Jüchen : Halle darf nicht teurer werden

Das Düsseldorfer Architektenbüro RKW hat den Wettbewerb für die Dreifachhalle gewonnen. Die Planer stellten gestern Abend im Planungsausschuss vor, wie sie den engen Kostenrahmen von 3,5 Millionen Euro halten wollen.

3,5 Millionen Euro und keinen Cent mehr — das ist der klare Rahmen, an den sich das Düsseldorfer Architektenbüro RKW halten muss. Die Planer haben den Wettbewerb für die Dreifachhalle Bedburdyck-Gierath gewonnen und legten gestern im Bau- und Planungsausschuss erstmals konkrete Zahlen vor. Das Ergebnis: 3,499 Millionen Euro. "Wir haben uns sehr angestrengt, um dieses Ziel zu erreichen, ohne auf Funktionalität zu verzichten", sagte Architekt Andreas Middendorf.

"Wünsche berücksichtigen"

Die neue Dreifachturnhalle fordert von der finanzschwachen Gemeinde einen Klimmzug: Der Rhein-Kreis Neuss als Finanzaufsicht hatte das Geld nur über eine Investitions-Dringlichkeitsliste zur Verfügung gestellt. Auch der Etat musste für das Millionen-Bauprojekt geändert werden: Dafür müssen etwa Straßenausbauten verschoben werden.
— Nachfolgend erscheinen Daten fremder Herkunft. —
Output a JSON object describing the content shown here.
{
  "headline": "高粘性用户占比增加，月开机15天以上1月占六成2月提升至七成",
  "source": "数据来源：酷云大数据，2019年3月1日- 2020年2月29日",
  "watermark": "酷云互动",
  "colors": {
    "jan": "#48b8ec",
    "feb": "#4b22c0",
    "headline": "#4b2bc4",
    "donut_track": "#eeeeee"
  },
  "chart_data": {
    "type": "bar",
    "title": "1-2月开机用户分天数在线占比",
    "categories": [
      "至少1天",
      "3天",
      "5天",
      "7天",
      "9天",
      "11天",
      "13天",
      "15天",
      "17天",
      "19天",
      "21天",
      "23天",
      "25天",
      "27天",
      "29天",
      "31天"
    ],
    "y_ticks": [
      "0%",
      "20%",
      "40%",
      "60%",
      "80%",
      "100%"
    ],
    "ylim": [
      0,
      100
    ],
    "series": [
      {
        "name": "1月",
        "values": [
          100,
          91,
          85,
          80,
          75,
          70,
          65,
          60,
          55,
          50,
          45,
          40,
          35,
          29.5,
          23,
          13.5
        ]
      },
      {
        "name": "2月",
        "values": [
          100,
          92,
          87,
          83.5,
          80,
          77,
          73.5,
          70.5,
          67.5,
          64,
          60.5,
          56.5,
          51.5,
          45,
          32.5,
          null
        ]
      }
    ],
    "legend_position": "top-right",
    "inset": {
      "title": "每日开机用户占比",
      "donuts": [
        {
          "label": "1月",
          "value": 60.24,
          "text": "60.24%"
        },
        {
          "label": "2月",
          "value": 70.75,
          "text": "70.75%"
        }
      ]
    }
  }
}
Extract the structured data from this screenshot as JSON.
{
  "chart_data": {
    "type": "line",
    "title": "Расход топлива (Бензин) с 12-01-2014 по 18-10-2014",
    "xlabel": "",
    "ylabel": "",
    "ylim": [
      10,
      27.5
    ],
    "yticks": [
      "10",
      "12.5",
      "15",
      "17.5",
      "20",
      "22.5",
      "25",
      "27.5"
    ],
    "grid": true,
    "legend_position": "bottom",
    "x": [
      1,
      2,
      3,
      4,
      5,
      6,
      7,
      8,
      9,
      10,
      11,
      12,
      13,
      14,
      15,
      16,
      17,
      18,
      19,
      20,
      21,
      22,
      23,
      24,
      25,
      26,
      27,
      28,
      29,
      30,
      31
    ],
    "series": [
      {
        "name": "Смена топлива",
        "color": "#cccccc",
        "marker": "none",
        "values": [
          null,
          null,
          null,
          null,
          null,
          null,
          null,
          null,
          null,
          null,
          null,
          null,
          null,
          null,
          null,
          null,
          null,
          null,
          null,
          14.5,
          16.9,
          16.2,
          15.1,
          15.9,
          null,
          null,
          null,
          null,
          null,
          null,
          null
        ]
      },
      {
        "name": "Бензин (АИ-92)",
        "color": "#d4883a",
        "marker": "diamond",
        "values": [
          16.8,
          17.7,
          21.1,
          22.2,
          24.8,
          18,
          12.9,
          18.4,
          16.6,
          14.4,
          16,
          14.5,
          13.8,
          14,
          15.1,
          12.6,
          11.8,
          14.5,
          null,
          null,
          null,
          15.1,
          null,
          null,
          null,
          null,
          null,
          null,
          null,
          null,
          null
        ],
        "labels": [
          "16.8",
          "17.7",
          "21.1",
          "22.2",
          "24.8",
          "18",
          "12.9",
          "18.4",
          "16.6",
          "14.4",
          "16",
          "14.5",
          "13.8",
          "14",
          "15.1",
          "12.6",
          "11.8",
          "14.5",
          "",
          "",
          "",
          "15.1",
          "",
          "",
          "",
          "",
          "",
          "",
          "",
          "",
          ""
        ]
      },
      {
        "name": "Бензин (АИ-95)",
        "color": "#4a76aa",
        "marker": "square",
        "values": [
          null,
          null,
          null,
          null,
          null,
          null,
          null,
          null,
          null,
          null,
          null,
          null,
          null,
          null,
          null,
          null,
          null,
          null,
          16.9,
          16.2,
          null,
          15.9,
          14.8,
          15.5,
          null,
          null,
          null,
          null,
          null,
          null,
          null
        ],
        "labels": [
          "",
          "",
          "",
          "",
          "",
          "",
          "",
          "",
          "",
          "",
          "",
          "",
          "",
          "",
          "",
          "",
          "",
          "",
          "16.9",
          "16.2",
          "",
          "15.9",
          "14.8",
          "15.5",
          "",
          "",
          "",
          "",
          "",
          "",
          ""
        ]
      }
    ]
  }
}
Weniger Flächen "Auf Flächen verzichten statt auf Funktionalität": Das soll etwa gelingen, dass statt zwei Treppenaufgängen nur einer realisiert wird. Zudem sollen die Nebenräume und die Technikzentrale im Untergeschoss verkleinert werden.

Andere Heiztechnik Ursprünglich sollte — so Dirk Schwarz von " R & S Haustechnik" — mit Gas-Brennwert-Technik geheizt werden. Nach den überarbeiteten Plänen will man jetzt eine gasbetriebene Wärmepumpe einsetzen, die "höhere Nutzwerte" bietet.

Brandschutz Die Dreifachhalle soll nicht als Versammlungsstätte für mehr als 400 Menschen angelegt werden. "Wir gehen jetzt davon aus, dass entweder die Halle oder der Jugendraum mit Foyer separat genutzt werden. Sie bieten jeweils Platz für 200 Gäste", erläutert Architekt Dirk Tillmann. Dadurch können andere Brandschutz-Auflagen erfüllt werden — etwa für Deckenmaterialien — als bei einem stärker genutzten Treffpunkt.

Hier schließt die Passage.